A subtle, textured work from the punkier Indigo Girl

  • We Say...

    Social activist, environmental crusader, gold-certified folkie, celesbian: by any standard except her own, Amy Ray is good enough. “Why can’t I just deliver?” she sings in “Stand and Deliver,” measuring herself against an idealized lover and coming up short. In “Birds of a Feather,” she locates the fault lines not just in the gay community, but the human one: “If we are birds of a feather/ Why can’t we fly in formation?” she asks against a slow, spooked Crazy Horse riff. Ray’s incessant striving and willingness to question herself push Didn’t It Feel Kinder leagues beyond the side-project stature of her first two solo albums.

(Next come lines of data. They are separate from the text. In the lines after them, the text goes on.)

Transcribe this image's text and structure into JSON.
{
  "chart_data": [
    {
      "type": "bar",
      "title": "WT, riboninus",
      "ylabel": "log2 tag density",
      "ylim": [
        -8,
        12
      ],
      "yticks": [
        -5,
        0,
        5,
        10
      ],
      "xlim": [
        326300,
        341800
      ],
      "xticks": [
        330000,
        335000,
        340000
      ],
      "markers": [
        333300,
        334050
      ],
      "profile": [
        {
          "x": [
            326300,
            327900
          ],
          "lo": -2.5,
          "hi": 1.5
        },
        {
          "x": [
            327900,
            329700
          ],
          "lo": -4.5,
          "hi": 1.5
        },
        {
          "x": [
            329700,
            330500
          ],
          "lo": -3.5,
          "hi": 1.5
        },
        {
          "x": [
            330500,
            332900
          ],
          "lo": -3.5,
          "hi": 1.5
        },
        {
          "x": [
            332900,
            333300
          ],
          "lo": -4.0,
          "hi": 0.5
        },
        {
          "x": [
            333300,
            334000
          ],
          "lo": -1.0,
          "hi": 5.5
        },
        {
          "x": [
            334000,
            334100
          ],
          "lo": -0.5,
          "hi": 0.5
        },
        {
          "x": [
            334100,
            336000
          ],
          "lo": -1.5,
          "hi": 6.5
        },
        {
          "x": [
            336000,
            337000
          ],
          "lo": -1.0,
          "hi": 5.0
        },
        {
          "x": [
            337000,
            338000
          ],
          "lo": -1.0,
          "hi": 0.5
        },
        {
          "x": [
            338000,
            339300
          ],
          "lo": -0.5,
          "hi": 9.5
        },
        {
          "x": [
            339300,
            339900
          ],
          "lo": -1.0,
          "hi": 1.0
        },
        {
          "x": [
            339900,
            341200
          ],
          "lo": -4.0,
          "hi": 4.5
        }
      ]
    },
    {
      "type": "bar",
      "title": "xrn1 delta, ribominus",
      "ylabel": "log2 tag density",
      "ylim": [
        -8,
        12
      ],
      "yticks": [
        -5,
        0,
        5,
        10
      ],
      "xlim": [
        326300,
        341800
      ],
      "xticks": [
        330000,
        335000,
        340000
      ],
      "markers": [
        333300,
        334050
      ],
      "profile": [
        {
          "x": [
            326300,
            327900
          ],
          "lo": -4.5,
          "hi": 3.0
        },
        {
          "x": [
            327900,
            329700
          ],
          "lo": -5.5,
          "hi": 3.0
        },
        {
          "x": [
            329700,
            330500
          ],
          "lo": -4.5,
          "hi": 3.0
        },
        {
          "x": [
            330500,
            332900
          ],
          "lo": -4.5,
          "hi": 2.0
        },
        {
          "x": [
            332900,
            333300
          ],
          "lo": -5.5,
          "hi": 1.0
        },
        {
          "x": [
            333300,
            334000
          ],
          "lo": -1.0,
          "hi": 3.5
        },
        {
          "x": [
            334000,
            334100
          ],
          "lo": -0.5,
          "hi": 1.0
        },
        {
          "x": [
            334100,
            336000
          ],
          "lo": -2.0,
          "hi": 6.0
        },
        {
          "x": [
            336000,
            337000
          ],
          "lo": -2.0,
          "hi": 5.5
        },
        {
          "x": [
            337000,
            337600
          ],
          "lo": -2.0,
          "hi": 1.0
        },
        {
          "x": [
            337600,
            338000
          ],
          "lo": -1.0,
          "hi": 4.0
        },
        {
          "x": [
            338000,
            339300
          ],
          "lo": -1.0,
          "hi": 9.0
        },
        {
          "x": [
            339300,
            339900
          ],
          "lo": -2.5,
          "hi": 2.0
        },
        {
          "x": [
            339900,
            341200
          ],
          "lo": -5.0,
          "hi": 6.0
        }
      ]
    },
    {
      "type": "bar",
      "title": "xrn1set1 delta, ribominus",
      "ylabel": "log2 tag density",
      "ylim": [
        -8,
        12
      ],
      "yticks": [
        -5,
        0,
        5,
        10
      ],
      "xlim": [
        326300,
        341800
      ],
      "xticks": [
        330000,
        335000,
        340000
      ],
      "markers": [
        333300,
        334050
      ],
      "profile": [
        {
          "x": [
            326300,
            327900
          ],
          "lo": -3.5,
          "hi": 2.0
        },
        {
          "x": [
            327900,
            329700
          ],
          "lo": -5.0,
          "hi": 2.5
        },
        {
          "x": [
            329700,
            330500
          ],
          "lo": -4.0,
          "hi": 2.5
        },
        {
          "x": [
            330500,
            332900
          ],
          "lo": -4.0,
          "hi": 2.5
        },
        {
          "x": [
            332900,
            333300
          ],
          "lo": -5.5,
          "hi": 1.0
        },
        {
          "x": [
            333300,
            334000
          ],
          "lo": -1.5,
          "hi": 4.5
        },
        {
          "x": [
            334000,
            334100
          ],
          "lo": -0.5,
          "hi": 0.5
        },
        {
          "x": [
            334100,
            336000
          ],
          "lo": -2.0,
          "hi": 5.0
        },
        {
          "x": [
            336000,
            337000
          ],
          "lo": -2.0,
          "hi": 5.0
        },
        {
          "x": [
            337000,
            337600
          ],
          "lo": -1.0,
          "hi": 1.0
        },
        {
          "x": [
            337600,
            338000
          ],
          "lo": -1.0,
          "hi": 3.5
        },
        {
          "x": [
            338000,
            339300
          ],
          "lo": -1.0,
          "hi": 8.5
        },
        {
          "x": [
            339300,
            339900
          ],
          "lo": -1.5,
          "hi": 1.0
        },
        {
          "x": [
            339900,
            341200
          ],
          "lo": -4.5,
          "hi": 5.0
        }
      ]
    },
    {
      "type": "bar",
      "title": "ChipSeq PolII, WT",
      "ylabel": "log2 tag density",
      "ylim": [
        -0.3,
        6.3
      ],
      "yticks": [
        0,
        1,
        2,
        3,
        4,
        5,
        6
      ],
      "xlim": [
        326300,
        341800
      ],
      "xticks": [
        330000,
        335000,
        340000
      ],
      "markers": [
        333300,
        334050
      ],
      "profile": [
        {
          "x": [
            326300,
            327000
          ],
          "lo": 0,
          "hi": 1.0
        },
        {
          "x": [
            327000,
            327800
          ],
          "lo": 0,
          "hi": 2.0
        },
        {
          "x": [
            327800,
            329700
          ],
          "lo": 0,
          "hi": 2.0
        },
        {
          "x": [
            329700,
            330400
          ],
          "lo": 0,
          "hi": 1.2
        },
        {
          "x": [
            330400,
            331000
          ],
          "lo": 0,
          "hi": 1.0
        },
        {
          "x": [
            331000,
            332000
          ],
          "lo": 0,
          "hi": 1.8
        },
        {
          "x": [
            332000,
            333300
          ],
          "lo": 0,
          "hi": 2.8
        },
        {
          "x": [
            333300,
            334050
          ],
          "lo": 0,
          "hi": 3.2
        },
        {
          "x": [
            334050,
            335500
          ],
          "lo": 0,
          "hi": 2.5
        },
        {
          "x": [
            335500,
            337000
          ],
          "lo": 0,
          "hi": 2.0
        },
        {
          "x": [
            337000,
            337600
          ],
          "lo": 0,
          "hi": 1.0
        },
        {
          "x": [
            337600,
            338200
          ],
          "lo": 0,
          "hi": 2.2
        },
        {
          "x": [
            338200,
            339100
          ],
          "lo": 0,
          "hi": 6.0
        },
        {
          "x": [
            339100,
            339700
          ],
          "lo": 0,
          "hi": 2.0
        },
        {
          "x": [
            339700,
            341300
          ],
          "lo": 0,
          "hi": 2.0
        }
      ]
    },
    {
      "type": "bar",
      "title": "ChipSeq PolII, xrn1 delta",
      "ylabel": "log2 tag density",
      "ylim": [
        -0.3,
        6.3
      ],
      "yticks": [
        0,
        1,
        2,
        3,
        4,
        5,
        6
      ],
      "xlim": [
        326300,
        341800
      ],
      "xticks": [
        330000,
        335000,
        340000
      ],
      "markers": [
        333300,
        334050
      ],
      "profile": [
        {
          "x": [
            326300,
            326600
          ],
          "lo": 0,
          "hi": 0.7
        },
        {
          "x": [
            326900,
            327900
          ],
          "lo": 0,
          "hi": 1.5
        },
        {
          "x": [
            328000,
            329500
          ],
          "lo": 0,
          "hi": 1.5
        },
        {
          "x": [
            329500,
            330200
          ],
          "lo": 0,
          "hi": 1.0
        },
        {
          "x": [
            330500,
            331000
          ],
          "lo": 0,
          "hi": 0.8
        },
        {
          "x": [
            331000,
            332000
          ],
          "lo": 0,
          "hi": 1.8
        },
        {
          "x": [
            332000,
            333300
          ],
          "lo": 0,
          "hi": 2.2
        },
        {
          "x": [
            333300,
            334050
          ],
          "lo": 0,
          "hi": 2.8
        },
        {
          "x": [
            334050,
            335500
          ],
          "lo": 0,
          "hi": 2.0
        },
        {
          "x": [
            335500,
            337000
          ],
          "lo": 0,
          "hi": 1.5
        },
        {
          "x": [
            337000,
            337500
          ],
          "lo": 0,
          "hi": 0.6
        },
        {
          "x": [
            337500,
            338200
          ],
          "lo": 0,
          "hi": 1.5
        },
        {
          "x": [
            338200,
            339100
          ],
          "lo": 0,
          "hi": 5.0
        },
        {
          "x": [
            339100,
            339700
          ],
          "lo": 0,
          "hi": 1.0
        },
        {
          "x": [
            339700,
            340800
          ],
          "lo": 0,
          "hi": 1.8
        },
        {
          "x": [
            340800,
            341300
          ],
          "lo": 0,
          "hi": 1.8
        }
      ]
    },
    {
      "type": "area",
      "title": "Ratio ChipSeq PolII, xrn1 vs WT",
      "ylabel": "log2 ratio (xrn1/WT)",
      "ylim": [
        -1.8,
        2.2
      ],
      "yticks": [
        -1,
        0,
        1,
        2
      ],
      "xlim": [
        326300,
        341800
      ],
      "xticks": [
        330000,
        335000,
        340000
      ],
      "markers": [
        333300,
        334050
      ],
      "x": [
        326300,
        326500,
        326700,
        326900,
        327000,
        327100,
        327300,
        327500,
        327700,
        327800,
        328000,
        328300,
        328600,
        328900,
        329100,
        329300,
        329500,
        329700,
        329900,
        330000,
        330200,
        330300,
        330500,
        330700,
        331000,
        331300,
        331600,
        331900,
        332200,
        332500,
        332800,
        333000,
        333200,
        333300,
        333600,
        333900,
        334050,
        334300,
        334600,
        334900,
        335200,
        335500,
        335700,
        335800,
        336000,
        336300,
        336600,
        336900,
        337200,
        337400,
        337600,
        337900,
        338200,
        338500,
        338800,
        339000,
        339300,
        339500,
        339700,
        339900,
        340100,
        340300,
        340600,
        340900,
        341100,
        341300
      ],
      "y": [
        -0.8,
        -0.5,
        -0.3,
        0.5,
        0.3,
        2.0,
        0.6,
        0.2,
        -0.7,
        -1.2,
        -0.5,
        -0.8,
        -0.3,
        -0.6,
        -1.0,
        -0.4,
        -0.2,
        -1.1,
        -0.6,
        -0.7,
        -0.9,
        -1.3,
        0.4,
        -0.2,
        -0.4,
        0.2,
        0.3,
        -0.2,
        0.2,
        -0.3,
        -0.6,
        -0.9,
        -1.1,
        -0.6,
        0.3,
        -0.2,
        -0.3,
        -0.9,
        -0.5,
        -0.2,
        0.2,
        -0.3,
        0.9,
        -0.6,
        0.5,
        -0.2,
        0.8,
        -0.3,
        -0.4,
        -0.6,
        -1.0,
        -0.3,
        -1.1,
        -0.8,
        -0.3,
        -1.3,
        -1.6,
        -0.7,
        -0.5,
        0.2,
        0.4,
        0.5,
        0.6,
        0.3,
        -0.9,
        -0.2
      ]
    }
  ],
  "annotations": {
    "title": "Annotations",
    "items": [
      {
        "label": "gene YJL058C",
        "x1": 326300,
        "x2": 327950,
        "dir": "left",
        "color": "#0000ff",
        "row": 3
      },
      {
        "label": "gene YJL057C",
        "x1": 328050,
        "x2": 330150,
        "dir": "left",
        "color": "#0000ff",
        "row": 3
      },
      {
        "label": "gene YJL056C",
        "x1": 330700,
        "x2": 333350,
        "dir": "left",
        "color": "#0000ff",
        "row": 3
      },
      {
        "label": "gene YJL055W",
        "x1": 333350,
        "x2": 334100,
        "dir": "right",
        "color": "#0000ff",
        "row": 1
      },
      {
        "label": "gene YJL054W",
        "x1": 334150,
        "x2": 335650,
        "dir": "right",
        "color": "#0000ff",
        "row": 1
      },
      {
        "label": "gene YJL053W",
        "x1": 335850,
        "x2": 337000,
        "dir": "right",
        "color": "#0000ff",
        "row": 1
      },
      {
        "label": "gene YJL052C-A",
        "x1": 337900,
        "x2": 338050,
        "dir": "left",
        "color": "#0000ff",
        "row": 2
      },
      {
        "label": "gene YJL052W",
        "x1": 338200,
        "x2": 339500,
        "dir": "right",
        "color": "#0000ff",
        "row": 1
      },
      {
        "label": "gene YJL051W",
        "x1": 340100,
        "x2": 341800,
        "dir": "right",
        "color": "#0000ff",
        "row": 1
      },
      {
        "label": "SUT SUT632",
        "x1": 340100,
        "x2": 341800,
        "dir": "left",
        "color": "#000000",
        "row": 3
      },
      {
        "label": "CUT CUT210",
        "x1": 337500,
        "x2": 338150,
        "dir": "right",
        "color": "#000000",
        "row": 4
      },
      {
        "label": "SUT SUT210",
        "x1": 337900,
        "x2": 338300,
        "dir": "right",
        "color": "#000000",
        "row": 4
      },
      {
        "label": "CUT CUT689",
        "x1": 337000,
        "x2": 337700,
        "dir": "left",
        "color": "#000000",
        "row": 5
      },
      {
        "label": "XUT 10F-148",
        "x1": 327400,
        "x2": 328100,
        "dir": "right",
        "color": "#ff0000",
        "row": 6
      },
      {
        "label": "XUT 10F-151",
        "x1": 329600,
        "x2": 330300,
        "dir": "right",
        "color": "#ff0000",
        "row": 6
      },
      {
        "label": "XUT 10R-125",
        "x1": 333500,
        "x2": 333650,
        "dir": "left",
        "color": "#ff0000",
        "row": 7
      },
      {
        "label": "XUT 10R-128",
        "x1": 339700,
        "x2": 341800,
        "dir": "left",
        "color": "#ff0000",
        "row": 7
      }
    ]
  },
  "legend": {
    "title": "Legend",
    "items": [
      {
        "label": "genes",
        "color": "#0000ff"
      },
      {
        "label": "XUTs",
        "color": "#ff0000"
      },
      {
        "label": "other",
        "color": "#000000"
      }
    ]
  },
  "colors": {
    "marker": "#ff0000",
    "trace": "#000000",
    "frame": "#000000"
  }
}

    Whereas Stag and Prom functioned as high-caliber venting — with Indigo Girls humming along at a polite, predictable clip, she’d occasionally lock herself in the garage and kick out the jams — Didn’t It Feel Kinder matches the Girls’ best work in songwriting craft and ambition. Tempos shift, melodies coil and unravel, subtle arrangement textures like cello and soul horns soften the rough guitars; producer Greg Griffith (the Butchies) strips “Birds of a Feather” just to bass and voice, then builds it to an astonishing crescendo. Ray tells the story beneath the story: the tangle of unhappy forces motivating the Virginia Tech shooter in “Who Sold the Gun,” the numbed complacency of a factory farm worker in “Out on the Farm.” She’s not above having a good time — in “Cold Shoulder” she’s calling a closeted babe’s bluff — but the more doubt she feels, the better she and her songs get.

  • They Say...

    On her third solo album, Amy Ray's moved a bit closer to a mainstream indie rock sound, but the music's lost none of its bite and her lyrics remain full of insightful details. She continues to examine the conflicts of growing up in a small town, of being out in straight society and fighting the good fight against overwhelming odds. The ten tracks have echoes of every style form the '50s to the '80s, a broad musical spectrum held together by the heart and soul Ray brings to everything she sings. "Cold Shoulder" is a new wavey dance track that talks about forbidden love, and the common struggle that ties youthful misfits together. "She may be straight tonight but last night she let me hold her," she sings ruefully. The sprightly music contrasts neatly with lyrics that convey the frustration of coming out in a small town. "Birds of a Feather" is a moving ballad wherein a young lesbian commiserates with a closeted friend, suggesting that they migrate to a place where they can be themselves. The slow tempo, distorted guitar accents, and Ray's distressed vocal give the tune an unbearable tension. "Who Sold the Gun" borrows Beach Boys harmonies and a '60s backbeat for a protest song that connects the dots between Iraq, video games, and teen streetcorner violence. Ray channels her inner Joe Strummer for the uplifting "SLC Radio." The tune salutes the underground community of Salt Lake City, a town with a surprisingly active gay and alternative community. It ends with an anthemic chant: "I want to shake these chains off, what have I got to lose?" There's a late-night R&B-meets-country feel to "Lady Luck," a quiet rumination on the struggle between love and fear that we all go through when a relationship gets difficult. Ray's vocal is full of grief and longing as she pleads for reconciliation. "She's Got to Be" is a moody, Motown flavored tune, a passionate midtempo love song perfect for slow dancing. All the tunes here are delivered in short, sharp two- and three-minute bursts, emotional poppers that'll snap your eyes open and have you pressing replay the minute the album's over.